The ruling, like the Supreme Court's decision on
Tuesday to shut down Memorial International, famous for chronicling
and keeping alive the memory of Stalin-era crimes, was condemned by
international rights groups.
"In two days, Russia's courts delivered a one-two punch to Russia's
human rights movement," tweeted Rachel Denber of New York-based
Human Rights Watch.
"Almost exactly 30 years after the end of the Soviet era,
authorities are setting new, repressive boundaries on what can be
said about the past and what can be said and done about abuse in
today’s Russia."
The legal onslaught capped a year in which Navalny, the Kremlin's
leading critic, was jailed, his movement banned and many of his
associates forced to flee. Moscow says it is simply thwarting
extremism and shielding Russia from malign foreign influence.
Critics say Vladimir Putin, in power as president or prime minister
since 1999, and at odds with the West on everything from Ukraine to
Syria, is turning back the clock to the Soviet era, when all dissent
was crushed.
Memorial was established in the final years of the Soviet Union and
initially investigated the crimes of the Soviet period, but later
began inquiring into modern-day abuses too.

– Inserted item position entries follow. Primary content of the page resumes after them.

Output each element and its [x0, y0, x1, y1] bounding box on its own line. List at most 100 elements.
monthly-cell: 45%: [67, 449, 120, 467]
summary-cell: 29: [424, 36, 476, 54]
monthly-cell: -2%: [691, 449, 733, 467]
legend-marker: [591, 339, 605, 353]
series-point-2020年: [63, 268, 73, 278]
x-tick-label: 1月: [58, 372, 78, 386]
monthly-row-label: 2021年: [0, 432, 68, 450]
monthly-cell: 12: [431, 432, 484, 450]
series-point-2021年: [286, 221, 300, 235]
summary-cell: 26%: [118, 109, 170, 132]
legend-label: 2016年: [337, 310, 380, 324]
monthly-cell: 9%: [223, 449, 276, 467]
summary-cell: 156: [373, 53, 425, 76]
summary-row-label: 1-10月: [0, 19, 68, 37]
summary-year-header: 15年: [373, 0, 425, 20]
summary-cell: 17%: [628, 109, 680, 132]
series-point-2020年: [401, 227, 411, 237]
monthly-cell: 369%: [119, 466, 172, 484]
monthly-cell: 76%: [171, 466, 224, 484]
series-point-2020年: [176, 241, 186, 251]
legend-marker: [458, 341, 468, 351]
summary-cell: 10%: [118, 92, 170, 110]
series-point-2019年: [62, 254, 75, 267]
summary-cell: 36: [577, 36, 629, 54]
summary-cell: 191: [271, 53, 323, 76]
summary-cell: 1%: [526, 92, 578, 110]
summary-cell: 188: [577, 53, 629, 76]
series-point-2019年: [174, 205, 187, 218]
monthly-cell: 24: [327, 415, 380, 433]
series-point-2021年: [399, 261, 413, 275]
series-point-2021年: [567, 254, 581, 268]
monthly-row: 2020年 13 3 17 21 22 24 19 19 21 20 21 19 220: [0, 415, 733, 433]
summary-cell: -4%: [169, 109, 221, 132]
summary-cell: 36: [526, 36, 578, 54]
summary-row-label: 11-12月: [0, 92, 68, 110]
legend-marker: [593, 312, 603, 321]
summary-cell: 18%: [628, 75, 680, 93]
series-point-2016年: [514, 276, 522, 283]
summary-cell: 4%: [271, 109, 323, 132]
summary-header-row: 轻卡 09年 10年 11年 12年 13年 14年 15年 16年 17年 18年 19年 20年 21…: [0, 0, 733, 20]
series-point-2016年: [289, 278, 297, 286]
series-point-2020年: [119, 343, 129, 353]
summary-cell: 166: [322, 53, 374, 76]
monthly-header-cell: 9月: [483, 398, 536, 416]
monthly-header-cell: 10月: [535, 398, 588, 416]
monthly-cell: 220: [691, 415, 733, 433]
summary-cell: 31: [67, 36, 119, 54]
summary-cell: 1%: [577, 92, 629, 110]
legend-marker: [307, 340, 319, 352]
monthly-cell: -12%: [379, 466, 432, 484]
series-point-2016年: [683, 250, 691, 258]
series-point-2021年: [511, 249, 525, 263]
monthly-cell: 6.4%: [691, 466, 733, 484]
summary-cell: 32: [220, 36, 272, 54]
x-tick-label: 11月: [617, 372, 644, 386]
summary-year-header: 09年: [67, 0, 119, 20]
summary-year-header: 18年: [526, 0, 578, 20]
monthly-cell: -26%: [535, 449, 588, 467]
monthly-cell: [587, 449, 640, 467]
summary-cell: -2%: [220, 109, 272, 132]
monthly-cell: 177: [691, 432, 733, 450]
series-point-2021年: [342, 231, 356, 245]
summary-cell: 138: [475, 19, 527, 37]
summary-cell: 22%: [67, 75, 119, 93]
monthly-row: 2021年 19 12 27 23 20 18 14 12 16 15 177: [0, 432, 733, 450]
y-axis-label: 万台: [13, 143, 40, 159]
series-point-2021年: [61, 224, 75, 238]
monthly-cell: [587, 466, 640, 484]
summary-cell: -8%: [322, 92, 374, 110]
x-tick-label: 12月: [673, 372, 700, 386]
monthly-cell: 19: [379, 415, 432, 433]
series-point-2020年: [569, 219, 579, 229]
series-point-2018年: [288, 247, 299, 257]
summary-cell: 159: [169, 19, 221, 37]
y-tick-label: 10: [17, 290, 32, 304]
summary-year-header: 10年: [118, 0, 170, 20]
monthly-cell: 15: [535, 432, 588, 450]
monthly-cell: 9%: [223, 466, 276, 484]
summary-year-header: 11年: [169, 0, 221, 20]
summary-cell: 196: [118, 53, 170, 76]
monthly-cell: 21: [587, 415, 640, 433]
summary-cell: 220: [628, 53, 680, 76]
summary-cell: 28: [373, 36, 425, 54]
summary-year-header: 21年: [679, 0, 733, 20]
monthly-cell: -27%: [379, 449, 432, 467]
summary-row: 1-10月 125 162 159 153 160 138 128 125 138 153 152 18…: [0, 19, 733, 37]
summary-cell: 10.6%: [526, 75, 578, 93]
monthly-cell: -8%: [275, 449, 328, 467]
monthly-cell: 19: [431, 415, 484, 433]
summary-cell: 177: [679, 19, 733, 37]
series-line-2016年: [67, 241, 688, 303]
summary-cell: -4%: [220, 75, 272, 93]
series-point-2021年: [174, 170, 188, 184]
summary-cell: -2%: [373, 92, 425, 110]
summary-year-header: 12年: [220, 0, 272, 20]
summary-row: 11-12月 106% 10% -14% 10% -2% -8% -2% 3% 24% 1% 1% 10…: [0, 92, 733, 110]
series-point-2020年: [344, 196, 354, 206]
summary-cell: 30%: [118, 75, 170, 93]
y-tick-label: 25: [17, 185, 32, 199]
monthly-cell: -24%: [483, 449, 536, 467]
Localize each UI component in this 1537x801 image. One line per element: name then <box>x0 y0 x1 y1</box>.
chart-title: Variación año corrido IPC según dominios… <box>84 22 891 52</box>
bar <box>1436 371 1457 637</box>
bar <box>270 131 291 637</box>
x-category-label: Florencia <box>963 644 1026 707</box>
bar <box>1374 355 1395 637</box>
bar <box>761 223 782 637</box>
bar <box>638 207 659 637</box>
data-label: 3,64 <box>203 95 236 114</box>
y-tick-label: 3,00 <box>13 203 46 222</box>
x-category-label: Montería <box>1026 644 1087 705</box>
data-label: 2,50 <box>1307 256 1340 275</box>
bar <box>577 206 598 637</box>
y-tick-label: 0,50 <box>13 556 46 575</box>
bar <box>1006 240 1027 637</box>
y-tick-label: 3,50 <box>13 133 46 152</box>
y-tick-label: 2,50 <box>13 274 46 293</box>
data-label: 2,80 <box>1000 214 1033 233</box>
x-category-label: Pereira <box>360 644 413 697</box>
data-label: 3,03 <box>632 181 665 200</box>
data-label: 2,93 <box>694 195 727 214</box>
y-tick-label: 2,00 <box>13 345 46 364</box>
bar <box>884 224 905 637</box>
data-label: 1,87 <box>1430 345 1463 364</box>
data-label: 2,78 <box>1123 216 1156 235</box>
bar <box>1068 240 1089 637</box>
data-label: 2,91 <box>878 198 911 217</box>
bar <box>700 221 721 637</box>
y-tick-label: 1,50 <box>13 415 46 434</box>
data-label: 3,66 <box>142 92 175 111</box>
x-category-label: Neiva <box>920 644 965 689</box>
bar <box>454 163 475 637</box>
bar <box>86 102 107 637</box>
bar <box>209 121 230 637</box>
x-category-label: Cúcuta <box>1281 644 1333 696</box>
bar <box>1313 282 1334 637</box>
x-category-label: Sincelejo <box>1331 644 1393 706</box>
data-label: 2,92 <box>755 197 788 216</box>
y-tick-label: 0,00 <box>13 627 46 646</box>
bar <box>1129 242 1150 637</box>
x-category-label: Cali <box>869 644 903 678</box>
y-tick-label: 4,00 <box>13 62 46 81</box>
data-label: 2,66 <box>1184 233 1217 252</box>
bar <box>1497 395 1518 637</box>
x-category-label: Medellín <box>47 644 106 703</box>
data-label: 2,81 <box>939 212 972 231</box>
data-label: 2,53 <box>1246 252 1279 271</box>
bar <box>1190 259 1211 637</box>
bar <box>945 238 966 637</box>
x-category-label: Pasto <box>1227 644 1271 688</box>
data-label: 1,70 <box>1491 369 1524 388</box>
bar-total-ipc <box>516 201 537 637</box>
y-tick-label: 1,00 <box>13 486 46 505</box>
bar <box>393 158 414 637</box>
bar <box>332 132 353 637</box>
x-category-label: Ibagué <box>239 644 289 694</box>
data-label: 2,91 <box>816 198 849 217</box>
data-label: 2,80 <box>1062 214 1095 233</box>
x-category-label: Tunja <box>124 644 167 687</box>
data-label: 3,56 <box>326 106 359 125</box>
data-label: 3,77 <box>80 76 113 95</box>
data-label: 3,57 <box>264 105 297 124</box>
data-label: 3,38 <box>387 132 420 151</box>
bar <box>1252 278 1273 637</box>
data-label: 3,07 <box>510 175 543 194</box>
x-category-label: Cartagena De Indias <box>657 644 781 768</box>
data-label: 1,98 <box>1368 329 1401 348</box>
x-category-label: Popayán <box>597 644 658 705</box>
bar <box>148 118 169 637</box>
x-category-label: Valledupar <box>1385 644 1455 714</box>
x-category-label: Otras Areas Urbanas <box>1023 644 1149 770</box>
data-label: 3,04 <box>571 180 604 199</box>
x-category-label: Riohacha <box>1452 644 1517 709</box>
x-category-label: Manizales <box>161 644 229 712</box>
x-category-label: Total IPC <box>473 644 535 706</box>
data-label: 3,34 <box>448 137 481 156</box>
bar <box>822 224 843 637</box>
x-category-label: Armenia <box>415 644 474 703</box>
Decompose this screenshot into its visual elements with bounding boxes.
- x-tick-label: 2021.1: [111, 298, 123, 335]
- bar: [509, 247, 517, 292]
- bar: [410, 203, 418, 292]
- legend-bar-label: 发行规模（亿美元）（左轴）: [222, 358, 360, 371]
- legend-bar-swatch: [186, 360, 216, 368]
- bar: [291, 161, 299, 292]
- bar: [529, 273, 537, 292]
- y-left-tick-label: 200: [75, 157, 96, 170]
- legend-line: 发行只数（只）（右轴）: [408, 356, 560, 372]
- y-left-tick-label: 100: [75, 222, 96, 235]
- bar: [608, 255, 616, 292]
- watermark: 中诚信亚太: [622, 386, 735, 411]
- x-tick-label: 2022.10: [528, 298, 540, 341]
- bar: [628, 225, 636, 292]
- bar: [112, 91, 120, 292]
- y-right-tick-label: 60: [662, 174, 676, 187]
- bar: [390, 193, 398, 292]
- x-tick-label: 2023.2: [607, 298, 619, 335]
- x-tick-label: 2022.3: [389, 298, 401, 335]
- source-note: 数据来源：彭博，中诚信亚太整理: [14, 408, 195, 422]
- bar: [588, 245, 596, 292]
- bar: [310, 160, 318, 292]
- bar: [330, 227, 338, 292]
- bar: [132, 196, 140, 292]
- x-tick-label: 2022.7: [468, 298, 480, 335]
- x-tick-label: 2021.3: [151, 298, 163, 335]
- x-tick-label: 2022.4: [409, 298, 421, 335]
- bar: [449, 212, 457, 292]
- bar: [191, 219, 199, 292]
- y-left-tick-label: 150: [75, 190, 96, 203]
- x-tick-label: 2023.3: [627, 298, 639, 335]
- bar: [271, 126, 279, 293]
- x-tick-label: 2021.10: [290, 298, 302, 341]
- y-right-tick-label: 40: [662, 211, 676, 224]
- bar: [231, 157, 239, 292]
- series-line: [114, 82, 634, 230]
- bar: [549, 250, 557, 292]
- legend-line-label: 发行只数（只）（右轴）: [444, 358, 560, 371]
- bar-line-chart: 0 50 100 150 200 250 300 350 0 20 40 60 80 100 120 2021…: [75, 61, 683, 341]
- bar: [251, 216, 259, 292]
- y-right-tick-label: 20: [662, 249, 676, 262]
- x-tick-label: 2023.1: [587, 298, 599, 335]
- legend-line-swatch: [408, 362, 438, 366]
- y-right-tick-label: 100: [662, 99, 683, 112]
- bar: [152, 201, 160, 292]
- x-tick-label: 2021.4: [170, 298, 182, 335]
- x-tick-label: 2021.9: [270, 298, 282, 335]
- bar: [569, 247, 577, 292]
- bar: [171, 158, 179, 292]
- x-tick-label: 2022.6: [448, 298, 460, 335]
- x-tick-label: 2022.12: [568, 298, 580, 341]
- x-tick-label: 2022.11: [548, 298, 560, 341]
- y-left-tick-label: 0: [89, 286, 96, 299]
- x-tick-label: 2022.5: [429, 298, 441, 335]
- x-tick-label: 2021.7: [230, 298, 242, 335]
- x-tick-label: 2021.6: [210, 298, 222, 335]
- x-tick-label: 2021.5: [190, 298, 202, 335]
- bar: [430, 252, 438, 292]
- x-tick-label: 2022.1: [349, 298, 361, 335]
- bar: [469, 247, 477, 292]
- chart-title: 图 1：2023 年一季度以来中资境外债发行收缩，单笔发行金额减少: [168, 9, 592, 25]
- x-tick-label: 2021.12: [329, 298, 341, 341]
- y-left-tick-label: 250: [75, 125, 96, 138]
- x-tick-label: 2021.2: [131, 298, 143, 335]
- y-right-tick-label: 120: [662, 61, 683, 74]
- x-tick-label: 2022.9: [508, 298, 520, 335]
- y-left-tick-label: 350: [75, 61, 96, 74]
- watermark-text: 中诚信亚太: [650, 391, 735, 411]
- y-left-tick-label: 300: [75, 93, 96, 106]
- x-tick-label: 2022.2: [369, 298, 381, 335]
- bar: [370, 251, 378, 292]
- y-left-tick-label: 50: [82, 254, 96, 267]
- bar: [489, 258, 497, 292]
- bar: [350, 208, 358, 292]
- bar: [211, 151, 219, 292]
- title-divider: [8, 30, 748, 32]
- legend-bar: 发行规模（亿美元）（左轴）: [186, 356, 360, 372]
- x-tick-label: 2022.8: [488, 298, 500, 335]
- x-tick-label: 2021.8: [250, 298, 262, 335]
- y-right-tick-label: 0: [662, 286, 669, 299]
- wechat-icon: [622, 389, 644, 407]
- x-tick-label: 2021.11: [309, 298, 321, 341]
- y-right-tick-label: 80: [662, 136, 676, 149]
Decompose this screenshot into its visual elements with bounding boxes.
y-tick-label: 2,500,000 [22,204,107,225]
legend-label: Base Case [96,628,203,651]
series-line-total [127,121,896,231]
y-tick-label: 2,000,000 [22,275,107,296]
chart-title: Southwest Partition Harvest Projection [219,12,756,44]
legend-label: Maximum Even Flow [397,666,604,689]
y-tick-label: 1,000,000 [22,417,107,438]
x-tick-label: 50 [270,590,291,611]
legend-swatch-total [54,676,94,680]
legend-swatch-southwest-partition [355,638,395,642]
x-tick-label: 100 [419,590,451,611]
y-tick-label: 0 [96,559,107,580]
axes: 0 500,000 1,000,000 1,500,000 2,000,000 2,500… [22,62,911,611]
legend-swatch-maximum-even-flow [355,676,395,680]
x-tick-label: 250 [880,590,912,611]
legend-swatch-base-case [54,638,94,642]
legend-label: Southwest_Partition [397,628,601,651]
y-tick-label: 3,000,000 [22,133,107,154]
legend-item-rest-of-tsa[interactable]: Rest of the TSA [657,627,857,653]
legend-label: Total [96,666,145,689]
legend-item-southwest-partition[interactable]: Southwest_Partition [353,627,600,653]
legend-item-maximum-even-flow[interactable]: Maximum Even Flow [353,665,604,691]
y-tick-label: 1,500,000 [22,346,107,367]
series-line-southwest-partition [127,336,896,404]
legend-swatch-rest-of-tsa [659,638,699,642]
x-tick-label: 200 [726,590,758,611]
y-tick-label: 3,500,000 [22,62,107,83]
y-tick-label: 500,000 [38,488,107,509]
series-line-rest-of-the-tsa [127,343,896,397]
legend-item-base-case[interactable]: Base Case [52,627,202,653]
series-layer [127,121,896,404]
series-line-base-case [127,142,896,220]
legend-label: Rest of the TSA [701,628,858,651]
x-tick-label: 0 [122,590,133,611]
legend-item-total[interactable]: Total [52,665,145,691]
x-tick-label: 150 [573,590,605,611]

One supporter outside the court, who only gave his first name, Yegor,
said the Memorial Human Rights Centre ruling was "appalling" for the
Russian people.
"It was a genuinely useful organisation that defended the rights of
innocent people who were being persecuted for their convictions," he
said.
"There needs to be an opposition, people with different views.
That's what the principles of political competition are about."